Conversational AI V/S Chatbots 

We have discussed what Conversational AI and chatbots stand for. Now let us see what is the relation between the two.  

Have you ever thought about what makes a chatbot converse like a human? Well, the credit goes to Conversational AI. Conversational AI, when implemented in chatbots, makes them smarter and more efficient. But the important fact to be noted is that not every chatbot has conversational AI induced in it. There are these traditional chatbots that can perform only a limited number of tasks, which usually involve responding to common FAQs. The increasing needs of large enterprises led to the implementation of conversational AI into chatbots, thus improving their functionality from merely being an answering bot to understanding human language and providing transactional functionality. Conversation AI enables you to perform much more things efficiently rather than translating web content into chatbot responses. 

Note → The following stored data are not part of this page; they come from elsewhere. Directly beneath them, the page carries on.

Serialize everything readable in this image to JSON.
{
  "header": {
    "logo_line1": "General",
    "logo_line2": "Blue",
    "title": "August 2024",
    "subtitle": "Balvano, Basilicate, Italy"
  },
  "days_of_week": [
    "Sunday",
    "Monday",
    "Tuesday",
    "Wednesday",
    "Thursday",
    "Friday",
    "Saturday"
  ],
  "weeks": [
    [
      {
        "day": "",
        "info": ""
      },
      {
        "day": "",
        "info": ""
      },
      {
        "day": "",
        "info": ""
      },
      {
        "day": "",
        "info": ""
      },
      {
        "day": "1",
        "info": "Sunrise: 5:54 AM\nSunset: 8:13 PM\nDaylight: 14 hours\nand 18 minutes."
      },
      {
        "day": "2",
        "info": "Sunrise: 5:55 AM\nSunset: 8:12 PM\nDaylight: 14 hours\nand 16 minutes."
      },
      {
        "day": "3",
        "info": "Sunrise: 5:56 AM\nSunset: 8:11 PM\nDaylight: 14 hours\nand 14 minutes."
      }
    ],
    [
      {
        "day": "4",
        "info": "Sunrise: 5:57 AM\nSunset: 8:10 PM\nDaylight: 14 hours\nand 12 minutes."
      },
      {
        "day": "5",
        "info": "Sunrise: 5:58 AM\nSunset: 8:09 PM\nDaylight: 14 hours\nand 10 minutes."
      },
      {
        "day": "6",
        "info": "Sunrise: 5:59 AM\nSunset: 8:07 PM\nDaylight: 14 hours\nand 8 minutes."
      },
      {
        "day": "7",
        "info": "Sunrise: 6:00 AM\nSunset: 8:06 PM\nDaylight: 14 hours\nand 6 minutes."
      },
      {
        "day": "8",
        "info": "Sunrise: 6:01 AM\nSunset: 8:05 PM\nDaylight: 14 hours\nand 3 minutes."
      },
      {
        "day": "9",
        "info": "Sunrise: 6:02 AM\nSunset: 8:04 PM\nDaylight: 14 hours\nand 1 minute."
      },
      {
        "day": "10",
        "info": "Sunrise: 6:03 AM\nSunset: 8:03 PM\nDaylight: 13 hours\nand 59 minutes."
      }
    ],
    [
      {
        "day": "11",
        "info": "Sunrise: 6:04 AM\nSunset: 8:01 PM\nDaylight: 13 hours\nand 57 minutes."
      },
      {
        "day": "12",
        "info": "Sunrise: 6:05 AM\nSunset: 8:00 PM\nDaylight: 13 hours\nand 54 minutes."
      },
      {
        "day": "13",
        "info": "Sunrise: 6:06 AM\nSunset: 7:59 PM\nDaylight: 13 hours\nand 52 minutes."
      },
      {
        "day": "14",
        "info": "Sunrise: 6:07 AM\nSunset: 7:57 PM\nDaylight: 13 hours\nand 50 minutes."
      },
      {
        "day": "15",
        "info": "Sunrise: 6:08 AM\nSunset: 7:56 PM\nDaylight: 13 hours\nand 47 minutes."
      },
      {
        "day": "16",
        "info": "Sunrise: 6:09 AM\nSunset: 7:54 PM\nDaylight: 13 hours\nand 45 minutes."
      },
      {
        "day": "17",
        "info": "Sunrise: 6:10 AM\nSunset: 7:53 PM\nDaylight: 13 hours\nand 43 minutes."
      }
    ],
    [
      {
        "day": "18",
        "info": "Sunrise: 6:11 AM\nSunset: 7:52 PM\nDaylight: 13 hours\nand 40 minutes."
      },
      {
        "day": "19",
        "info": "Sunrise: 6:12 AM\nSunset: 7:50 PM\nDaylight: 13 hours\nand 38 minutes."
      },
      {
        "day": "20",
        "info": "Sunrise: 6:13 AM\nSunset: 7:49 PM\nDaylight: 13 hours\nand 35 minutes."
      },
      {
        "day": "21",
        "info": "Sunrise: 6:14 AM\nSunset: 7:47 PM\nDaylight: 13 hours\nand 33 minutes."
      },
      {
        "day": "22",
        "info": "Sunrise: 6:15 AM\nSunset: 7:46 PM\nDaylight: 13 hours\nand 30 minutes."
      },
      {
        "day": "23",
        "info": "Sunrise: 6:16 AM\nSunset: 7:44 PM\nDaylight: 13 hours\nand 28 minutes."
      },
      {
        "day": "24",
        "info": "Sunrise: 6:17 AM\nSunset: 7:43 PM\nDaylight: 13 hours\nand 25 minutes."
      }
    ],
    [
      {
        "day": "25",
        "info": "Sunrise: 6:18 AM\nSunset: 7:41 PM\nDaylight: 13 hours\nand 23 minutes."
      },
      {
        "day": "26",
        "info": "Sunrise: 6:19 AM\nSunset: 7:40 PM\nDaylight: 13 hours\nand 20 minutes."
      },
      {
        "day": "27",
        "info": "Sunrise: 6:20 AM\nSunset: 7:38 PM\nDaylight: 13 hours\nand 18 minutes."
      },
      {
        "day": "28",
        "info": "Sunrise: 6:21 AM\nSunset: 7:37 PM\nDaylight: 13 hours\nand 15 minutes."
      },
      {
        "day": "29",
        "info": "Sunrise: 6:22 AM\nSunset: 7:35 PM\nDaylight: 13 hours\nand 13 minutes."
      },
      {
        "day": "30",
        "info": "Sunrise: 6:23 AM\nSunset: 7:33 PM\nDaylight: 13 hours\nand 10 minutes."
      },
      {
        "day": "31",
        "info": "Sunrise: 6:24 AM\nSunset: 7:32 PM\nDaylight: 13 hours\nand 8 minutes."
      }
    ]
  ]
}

Differences between AI-driven chatbots and Traditional Chatbots 

AI Chatbot – relies on Natural Language Processing, Machine Learning, and Input Analysis to give a personalized customer service experience. 

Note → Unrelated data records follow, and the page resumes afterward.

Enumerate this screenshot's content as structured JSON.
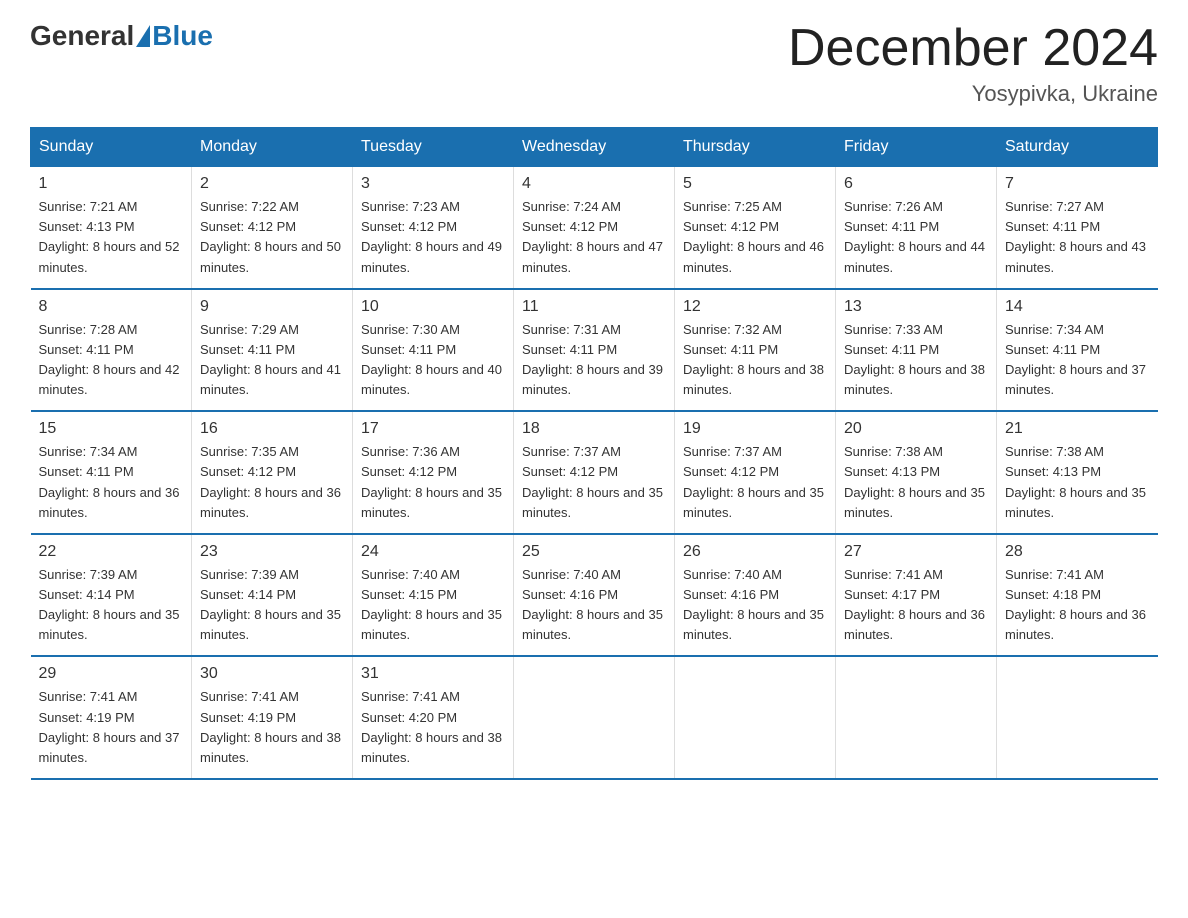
{
  "logo": {
    "text_general": "General",
    "text_blue": "Blue"
  },
  "header": {
    "month": "December 2024",
    "location": "Yosypivka, Ukraine"
  },
  "weekdays": [
    "Sunday",
    "Monday",
    "Tuesday",
    "Wednesday",
    "Thursday",
    "Friday",
    "Saturday"
  ],
  "weeks": [
    [
      {
        "day": "1",
        "sunrise": "7:21 AM",
        "sunset": "4:13 PM",
        "daylight": "8 hours and 52 minutes."
      },
      {
        "day": "2",
        "sunrise": "7:22 AM",
        "sunset": "4:12 PM",
        "daylight": "8 hours and 50 minutes."
      },
      {
        "day": "3",
        "sunrise": "7:23 AM",
        "sunset": "4:12 PM",
        "daylight": "8 hours and 49 minutes."
      },
      {
        "day": "4",
        "sunrise": "7:24 AM",
        "sunset": "4:12 PM",
        "daylight": "8 hours and 47 minutes."
      },
      {
        "day": "5",
        "sunrise": "7:25 AM",
        "sunset": "4:12 PM",
        "daylight": "8 hours and 46 minutes."
      },
      {
        "day": "6",
        "sunrise": "7:26 AM",
        "sunset": "4:11 PM",
        "daylight": "8 hours and 44 minutes."
      },
      {
        "day": "7",
        "sunrise": "7:27 AM",
        "sunset": "4:11 PM",
        "daylight": "8 hours and 43 minutes."
      }
    ],
    [
      {
        "day": "8",
        "sunrise": "7:28 AM",
        "sunset": "4:11 PM",
        "daylight": "8 hours and 42 minutes."
      },
      {
        "day": "9",
        "sunrise": "7:29 AM",
        "sunset": "4:11 PM",
        "daylight": "8 hours and 41 minutes."
      },
      {
        "day": "10",
        "sunrise": "7:30 AM",
        "sunset": "4:11 PM",
        "daylight": "8 hours and 40 minutes."
      },
      {
        "day": "11",
        "sunrise": "7:31 AM",
        "sunset": "4:11 PM",
        "daylight": "8 hours and 39 minutes."
      },
      {
        "day": "12",
        "sunrise": "7:32 AM",
        "sunset": "4:11 PM",
        "daylight": "8 hours and 38 minutes."
      },
      {
        "day": "13",
        "sunrise": "7:33 AM",
        "sunset": "4:11 PM",
        "daylight": "8 hours and 38 minutes."
      },
      {
        "day": "14",
        "sunrise": "7:34 AM",
        "sunset": "4:11 PM",
        "daylight": "8 hours and 37 minutes."
      }
    ],
    [
      {
        "day": "15",
        "sunrise": "7:34 AM",
        "sunset": "4:11 PM",
        "daylight": "8 hours and 36 minutes."
      },
      {
        "day": "16",
        "sunrise": "7:35 AM",
        "sunset": "4:12 PM",
        "daylight": "8 hours and 36 minutes."
      },
      {
        "day": "17",
        "sunrise": "7:36 AM",
        "sunset": "4:12 PM",
        "daylight": "8 hours and 35 minutes."
      },
      {
        "day": "18",
        "sunrise": "7:37 AM",
        "sunset": "4:12 PM",
        "daylight": "8 hours and 35 minutes."
      },
      {
        "day": "19",
        "sunrise": "7:37 AM",
        "sunset": "4:12 PM",
        "daylight": "8 hours and 35 minutes."
      },
      {
        "day": "20",
        "sunrise": "7:38 AM",
        "sunset": "4:13 PM",
        "daylight": "8 hours and 35 minutes."
      },
      {
        "day": "21",
        "sunrise": "7:38 AM",
        "sunset": "4:13 PM",
        "daylight": "8 hours and 35 minutes."
      }
    ],
    [
      {
        "day": "22",
        "sunrise": "7:39 AM",
        "sunset": "4:14 PM",
        "daylight": "8 hours and 35 minutes."
      },
      {
        "day": "23",
        "sunrise": "7:39 AM",
        "sunset": "4:14 PM",
        "daylight": "8 hours and 35 minutes."
      },
      {
        "day": "24",
        "sunrise": "7:40 AM",
        "sunset": "4:15 PM",
        "daylight": "8 hours and 35 minutes."
      },
      {
        "day": "25",
        "sunrise": "7:40 AM",
        "sunset": "4:16 PM",
        "daylight": "8 hours and 35 minutes."
      },
      {
        "day": "26",
        "sunrise": "7:40 AM",
        "sunset": "4:16 PM",
        "daylight": "8 hours and 35 minutes."
      },
      {
        "day": "27",
        "sunrise": "7:41 AM",
        "sunset": "4:17 PM",
        "daylight": "8 hours and 36 minutes."
      },
      {
        "day": "28",
        "sunrise": "7:41 AM",
        "sunset": "4:18 PM",
        "daylight": "8 hours and 36 minutes."
      }
    ],
    [
      {
        "day": "29",
        "sunrise": "7:41 AM",
        "sunset": "4:19 PM",
        "daylight": "8 hours and 37 minutes."
      },
      {
        "day": "30",
        "sunrise": "7:41 AM",
        "sunset": "4:19 PM",
        "daylight": "8 hours and 38 minutes."
      },
      {
        "day": "31",
        "sunrise": "7:41 AM",
        "sunset": "4:20 PM",
        "daylight": "8 hours and 38 minutes."
      },
      null,
      null,
      null,
      null
    ]
  ]
}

Traditional Chatbots – rely on rule-based functioning or programmed conversational flow. 

AI Chatbot – strong and non-linear interactions that go all the way to deliver an appropriate response to customers. 

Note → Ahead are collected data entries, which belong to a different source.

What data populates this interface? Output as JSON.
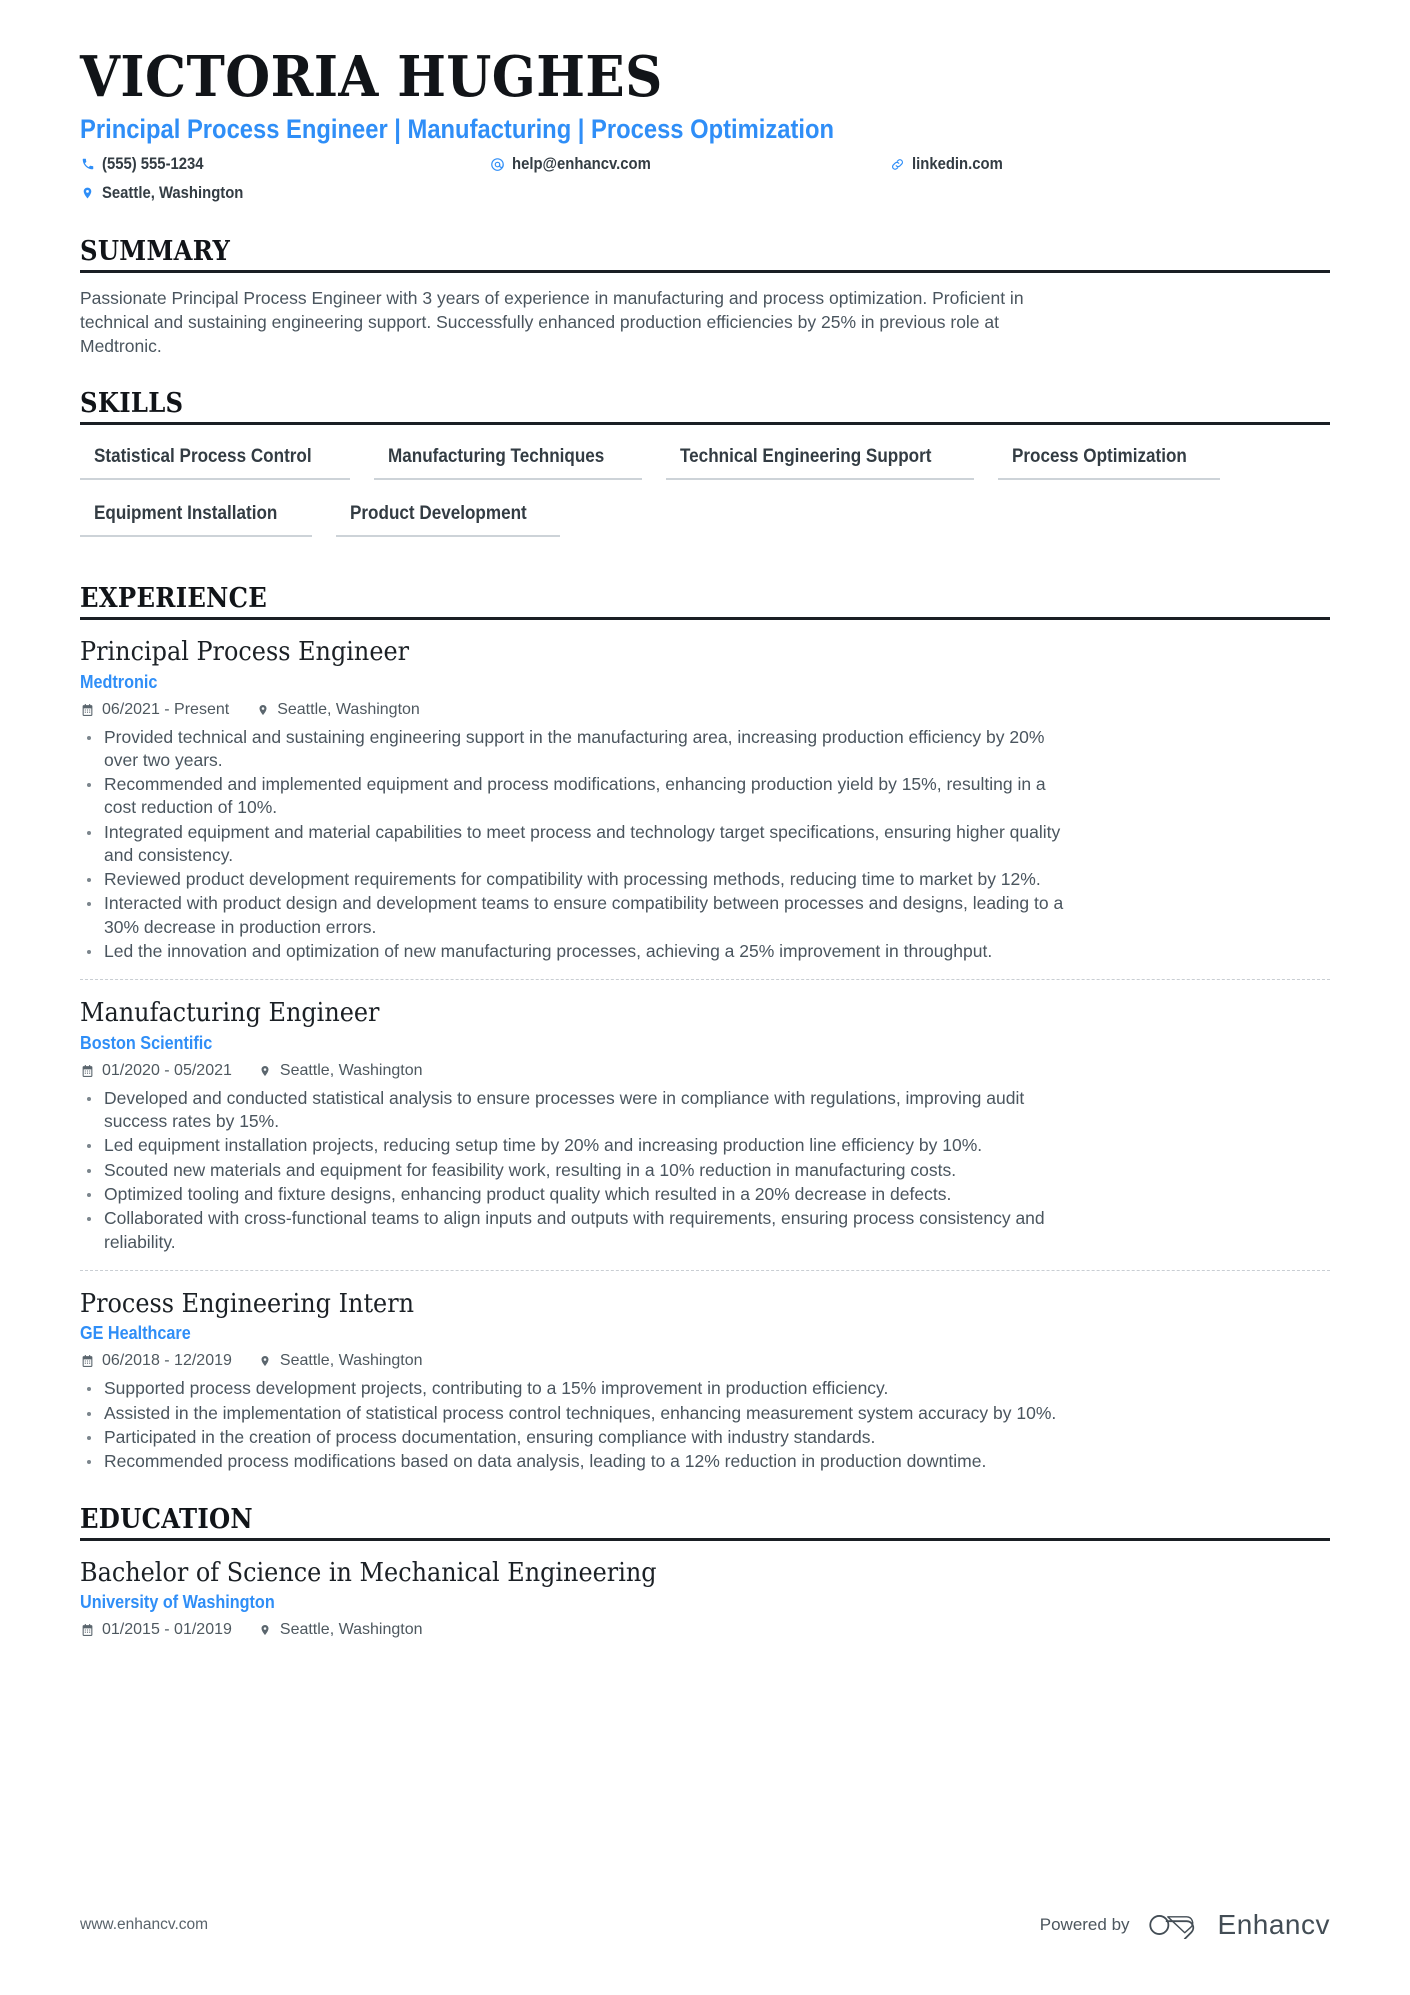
{
  "header": {
    "name": "VICTORIA HUGHES",
    "headline": "Principal Process Engineer | Manufacturing | Process Optimization",
    "contacts": [
      {
        "icon": "phone-icon",
        "value": "(555) 555-1234"
      },
      {
        "icon": "email-icon",
        "value": "help@enhancv.com"
      },
      {
        "icon": "link-icon",
        "value": "linkedin.com"
      },
      {
        "icon": "location-icon",
        "value": "Seattle, Washington"
      }
    ]
  },
  "sections": {
    "summary": {
      "title": "SUMMARY",
      "text": "Passionate Principal Process Engineer with 3 years of experience in manufacturing and process optimization. Proficient in technical and sustaining engineering support. Successfully enhanced production efficiencies by 25% in previous role at Medtronic."
    },
    "skills": {
      "title": "SKILLS",
      "items": [
        "Statistical Process Control",
        "Manufacturing Techniques",
        "Technical Engineering Support",
        "Process Optimization",
        "Equipment Installation",
        "Product Development"
      ]
    },
    "experience": {
      "title": "EXPERIENCE",
      "entries": [
        {
          "title": "Principal Process Engineer",
          "org": "Medtronic",
          "dates": "06/2021 - Present",
          "location": "Seattle, Washington",
          "bullets": [
            "Provided technical and sustaining engineering support in the manufacturing area, increasing production efficiency by 20% over two years.",
            "Recommended and implemented equipment and process modifications, enhancing production yield by 15%, resulting in a cost reduction of 10%.",
            "Integrated equipment and material capabilities to meet process and technology target specifications, ensuring higher quality and consistency.",
            "Reviewed product development requirements for compatibility with processing methods, reducing time to market by 12%.",
            "Interacted with product design and development teams to ensure compatibility between processes and designs, leading to a 30% decrease in production errors.",
            "Led the innovation and optimization of new manufacturing processes, achieving a 25% improvement in throughput."
          ]
        },
        {
          "title": "Manufacturing Engineer",
          "org": "Boston Scientific",
          "dates": "01/2020 - 05/2021",
          "location": "Seattle, Washington",
          "bullets": [
            "Developed and conducted statistical analysis to ensure processes were in compliance with regulations, improving audit success rates by 15%.",
            "Led equipment installation projects, reducing setup time by 20% and increasing production line efficiency by 10%.",
            "Scouted new materials and equipment for feasibility work, resulting in a 10% reduction in manufacturing costs.",
            "Optimized tooling and fixture designs, enhancing product quality which resulted in a 20% decrease in defects.",
            "Collaborated with cross-functional teams to align inputs and outputs with requirements, ensuring process consistency and reliability."
          ]
        },
        {
          "title": "Process Engineering Intern",
          "org": "GE Healthcare",
          "dates": "06/2018 - 12/2019",
          "location": "Seattle, Washington",
          "bullets": [
            "Supported process development projects, contributing to a 15% improvement in production efficiency.",
            "Assisted in the implementation of statistical process control techniques, enhancing measurement system accuracy by 10%.",
            "Participated in the creation of process documentation, ensuring compliance with industry standards.",
            "Recommended process modifications based on data analysis, leading to a 12% reduction in production downtime."
          ]
        }
      ]
    },
    "education": {
      "title": "EDUCATION",
      "entries": [
        {
          "title": "Bachelor of Science in Mechanical Engineering",
          "org": "University of Washington",
          "dates": "01/2015 - 01/2019",
          "location": "Seattle, Washington",
          "bullets": []
        }
      ]
    }
  },
  "footer": {
    "url": "www.enhancv.com",
    "powered_by": "Powered by",
    "brand": "Enhancv"
  },
  "colors": {
    "accent": "#2f8ef7",
    "text": "#4a555e",
    "heading": "#111418",
    "rule": "#1a1f24",
    "skill_underline": "#cdd3d8"
  }
}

Traditional Chatbots – linear and pre-set interactions that do not go out of the scope.

AI Chatbot – learn and understand continuously from interactions and rapid repetition cycle. Adapts to the changing customer needs. 

Traditional Chatbots – interpret the input information. The reconfiguration will be necessary to update or revise any pre-defined rule and conversation flow. 

AI Chatbot – scalability is high. The conversational AI interface gets updated while updating the database and pages of the company. 

Traditional Chatbots – take a lot of time to scale. Requires updations, maintenance, and revisions to be done manually. 

AI Chatbot – handles a large amount of data from clients at a faster pace. Gives rapid solutions to problems. 

Traditional Chatbots – rapid response but fails to respond to questions out of scope.  

AI Chatbot – Dialog-focused. 

Traditional Chatbots – Navigation-focused. 

Why do Conversational AI chatbots outrun Traditional Chatbots? 

Looking at the above-mentioned points, one can easily understand that conversational AI is way more interactive and has many advantages than a chatbot. Now comes the question ‘Why chatbots are still in the market?’. The answer lies in the specific needs of organizations with different sectors, sizes, and business models. For instance, let’s assume that you are a restaurant owner and you decided to implement a chatbot on your website. This way your users can easily order food, track the order and give feedback without even talking to the owner or any other representatives. The chatbot will deliver proper service as long as the user remains in the scope topic. Chatbots are enough for small and medium businesses and huge companies which aim to handle a single task. 

Wrap Up 

Most people deem that these two terminologies are supportive and complementary to each other. They can improve customer interaction and experience when these two terminologies are effectively integrated. While comparing chatbots and conversational AI, you will see what makes conversational AI chatbots the best choice for your business. The system takes time to set up and train but once set up, a conversational AI is basically superior at performing most tasks. Therefore, it is highly recommended for businesses to gain better customer satisfaction.